I’ve had such a range of iftar experiences and it’s been so wonderful. From hotels to family homes to an evening last night with Sanabel’s friends from school. While the food is, of course, far better when Sanabel’s mother cooks, this was really fun to be around a couple hundred students from Bethlehem University at the Shepard Hotel in Bethlehem. The dinner was good, but after the break fast all the men began to dance and it was fabulous!
After the dinner Sanabel, Fida’, and I went to Ibdaa Cultural Center in Deheishe to see a film by Dominique Dubosc called Palestine Palestine. It was not the best film made because the narrative is not coherent enough. It begins as if it will be a film about refugees–using a powerful narrator’s voice to explain that the Jews came here to what they call “a land without a people for a people without a land” only to make Palestinians a people without a land. But then it became a film largely about Nidal, a pupeteer who travels around Palestine to various children’s schools. The main puppet show he performs is about a grandfather who wants to pick his grapes and then go to sell them in Jerusalem, but the soldiers at the checkpoint won’t let him through. There is a fight, and the grandfather is killed by the soldier. Later the film shows the beginning of the second Intifada in Deheishe, where I’m staying, and it was so upsetting to see all of the shooting and the curfew imposed here. I had just spent a lovely day eating, dancing, singing, with people from this refugee camp and I had been thinking: if only people around the world could experience Palestinians in their daily lives. Not only to see the tremendous hardships, but also the tremendous difficulties they face. And then I see this. People I love in a community I cherish being hunted by Israeli soldiers.

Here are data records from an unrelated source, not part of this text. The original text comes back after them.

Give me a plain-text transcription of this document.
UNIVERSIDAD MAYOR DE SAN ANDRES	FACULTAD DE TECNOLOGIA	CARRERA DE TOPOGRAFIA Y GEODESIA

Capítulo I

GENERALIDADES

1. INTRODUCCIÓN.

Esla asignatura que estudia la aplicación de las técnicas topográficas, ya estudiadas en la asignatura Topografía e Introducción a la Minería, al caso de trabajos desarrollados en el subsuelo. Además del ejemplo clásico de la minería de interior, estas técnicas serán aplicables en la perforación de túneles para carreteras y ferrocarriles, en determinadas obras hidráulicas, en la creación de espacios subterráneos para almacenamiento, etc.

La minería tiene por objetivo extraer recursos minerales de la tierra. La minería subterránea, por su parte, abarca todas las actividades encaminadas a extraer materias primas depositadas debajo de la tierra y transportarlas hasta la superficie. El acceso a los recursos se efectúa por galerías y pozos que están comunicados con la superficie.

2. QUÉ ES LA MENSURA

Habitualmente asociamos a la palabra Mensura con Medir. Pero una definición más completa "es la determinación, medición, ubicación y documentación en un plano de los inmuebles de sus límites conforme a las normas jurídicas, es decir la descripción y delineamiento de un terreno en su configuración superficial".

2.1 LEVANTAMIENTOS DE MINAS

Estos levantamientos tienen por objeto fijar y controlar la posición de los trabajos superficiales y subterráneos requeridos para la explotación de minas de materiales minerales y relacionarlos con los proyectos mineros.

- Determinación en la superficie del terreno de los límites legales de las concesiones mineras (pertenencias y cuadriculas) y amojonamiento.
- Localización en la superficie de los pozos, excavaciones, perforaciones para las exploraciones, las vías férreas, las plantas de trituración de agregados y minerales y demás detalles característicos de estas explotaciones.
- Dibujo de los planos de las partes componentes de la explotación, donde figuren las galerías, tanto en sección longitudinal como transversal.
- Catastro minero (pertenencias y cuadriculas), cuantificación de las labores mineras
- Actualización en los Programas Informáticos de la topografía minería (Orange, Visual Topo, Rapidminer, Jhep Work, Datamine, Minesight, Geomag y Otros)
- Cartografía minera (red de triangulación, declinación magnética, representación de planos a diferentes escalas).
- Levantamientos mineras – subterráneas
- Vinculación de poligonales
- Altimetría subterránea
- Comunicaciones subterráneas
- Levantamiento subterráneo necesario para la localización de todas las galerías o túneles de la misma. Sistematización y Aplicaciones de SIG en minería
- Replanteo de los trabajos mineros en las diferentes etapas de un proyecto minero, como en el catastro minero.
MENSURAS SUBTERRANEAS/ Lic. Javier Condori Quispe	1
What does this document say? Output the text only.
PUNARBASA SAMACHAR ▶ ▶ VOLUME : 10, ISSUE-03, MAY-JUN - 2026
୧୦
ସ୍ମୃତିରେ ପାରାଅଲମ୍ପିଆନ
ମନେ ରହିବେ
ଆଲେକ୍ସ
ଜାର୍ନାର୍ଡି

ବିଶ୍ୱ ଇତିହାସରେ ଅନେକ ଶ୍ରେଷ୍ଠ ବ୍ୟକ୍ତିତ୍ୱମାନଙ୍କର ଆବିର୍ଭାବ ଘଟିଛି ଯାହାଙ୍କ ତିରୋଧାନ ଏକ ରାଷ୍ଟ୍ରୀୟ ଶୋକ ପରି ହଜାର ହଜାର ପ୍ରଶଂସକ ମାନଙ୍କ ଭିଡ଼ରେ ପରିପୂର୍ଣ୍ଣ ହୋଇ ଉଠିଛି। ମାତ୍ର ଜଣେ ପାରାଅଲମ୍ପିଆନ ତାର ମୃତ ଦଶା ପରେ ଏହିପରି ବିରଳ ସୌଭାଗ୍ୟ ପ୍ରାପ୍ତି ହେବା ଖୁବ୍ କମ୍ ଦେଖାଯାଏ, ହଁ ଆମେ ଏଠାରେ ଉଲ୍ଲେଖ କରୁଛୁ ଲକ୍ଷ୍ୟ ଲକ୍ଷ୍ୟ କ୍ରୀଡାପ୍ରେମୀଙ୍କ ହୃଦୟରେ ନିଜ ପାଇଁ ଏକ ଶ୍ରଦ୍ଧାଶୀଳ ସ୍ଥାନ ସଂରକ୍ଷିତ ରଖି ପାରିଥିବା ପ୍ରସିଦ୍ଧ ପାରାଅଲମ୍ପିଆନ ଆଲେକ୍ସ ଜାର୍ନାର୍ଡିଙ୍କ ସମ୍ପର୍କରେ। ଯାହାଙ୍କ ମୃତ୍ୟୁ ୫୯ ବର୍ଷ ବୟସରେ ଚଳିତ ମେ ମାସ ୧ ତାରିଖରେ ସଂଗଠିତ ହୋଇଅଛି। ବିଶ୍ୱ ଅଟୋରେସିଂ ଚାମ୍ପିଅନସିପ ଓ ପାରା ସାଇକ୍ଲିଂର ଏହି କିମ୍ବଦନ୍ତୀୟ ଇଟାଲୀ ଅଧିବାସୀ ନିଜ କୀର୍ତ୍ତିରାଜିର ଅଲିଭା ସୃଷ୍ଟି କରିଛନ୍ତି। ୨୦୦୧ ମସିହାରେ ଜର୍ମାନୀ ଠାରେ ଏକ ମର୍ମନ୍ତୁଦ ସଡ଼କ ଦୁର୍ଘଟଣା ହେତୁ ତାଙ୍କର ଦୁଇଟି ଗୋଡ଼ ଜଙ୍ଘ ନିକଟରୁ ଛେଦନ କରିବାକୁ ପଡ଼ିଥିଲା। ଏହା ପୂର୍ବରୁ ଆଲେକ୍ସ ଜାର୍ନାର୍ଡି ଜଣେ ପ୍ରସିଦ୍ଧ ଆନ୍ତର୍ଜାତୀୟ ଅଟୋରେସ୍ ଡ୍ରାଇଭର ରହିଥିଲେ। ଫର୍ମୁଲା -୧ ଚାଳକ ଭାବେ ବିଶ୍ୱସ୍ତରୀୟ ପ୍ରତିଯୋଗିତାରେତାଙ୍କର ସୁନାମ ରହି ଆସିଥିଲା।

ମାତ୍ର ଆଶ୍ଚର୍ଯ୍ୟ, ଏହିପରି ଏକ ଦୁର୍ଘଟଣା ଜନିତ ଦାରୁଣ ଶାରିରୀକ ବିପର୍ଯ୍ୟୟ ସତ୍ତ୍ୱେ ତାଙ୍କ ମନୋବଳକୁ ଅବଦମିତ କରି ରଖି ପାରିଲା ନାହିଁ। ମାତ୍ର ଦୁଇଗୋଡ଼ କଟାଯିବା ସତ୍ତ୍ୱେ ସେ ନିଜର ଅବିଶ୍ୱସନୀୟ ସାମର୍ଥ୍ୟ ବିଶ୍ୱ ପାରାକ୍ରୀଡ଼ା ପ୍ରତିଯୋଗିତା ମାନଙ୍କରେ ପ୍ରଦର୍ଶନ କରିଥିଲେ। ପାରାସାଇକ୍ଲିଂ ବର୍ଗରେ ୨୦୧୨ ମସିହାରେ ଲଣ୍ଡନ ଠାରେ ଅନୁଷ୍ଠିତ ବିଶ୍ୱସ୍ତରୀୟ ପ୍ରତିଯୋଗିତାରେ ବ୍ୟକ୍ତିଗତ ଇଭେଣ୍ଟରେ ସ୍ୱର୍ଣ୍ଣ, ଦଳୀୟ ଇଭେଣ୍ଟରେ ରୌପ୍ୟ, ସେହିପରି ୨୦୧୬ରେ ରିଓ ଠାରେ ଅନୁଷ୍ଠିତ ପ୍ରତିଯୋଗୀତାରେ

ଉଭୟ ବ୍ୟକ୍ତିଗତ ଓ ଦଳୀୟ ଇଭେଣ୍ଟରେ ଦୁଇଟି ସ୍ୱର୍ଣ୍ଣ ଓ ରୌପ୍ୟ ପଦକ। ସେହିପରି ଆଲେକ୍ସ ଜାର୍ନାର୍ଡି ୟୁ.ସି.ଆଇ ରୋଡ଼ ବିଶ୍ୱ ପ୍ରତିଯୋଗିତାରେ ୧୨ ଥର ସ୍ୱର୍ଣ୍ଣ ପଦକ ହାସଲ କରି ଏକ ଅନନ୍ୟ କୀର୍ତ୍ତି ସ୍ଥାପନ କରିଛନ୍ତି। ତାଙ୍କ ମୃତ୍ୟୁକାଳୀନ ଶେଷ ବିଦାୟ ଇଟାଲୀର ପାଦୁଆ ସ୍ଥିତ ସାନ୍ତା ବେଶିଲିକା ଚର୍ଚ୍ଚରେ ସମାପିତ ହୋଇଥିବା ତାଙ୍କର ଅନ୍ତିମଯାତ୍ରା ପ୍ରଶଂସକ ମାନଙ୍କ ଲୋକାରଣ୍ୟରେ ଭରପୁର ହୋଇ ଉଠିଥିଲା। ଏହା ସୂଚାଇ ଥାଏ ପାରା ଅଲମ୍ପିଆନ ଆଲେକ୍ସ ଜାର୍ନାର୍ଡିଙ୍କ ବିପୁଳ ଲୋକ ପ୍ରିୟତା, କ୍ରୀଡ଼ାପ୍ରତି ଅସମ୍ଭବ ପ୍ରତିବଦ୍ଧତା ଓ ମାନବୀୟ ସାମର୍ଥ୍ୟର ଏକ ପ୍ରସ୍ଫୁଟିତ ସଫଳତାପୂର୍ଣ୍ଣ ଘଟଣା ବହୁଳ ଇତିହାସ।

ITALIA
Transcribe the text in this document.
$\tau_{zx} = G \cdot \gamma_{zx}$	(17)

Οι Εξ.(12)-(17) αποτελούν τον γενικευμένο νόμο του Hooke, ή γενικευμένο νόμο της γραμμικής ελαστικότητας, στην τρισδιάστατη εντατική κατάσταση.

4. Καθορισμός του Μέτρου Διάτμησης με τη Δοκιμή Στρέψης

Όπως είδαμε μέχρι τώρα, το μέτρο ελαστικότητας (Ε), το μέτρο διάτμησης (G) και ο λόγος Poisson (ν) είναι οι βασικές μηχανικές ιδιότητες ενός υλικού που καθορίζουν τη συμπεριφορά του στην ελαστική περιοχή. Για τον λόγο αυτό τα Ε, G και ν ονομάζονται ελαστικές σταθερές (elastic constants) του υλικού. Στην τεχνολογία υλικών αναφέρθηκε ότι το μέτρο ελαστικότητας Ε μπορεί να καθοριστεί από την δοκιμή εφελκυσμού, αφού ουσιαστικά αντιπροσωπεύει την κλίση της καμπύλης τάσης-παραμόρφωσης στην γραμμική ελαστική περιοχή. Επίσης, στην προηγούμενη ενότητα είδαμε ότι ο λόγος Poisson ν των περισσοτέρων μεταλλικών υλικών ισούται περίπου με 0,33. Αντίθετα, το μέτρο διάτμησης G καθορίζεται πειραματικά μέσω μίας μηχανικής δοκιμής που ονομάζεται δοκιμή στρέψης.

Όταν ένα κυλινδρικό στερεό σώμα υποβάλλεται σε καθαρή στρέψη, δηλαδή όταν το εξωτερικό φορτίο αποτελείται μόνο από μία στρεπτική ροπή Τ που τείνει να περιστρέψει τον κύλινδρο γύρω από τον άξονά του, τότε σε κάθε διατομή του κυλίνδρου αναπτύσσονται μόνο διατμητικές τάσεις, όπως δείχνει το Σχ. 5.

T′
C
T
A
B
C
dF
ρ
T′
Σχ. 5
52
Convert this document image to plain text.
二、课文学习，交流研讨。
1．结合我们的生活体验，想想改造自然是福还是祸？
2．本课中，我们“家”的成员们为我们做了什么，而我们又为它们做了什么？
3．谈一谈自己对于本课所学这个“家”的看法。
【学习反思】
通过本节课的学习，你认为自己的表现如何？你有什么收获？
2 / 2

And tonight as iftar began, on Al Jazeera we heard that there had been a suicide bombing in Hadera, in northern Israel. I’m already on edge about getting Sanabel across the border in the morning so that we can go to the embassy for her student visa, and now this. I had hoped her being a girl would ease the situation, but I don’t know as the latest seems to be that the suicide bomber was a girl. It’s in retaliation for the Israeli assassination in Jenin this week. Now closure, supposedly more intense than earlier this week, though I wouldn’t know yet because I haven’t left the Bethlehem area for the past few days. Insha’allah we’ll make it through the day tomorrow, but it’s incredibly nerve racking.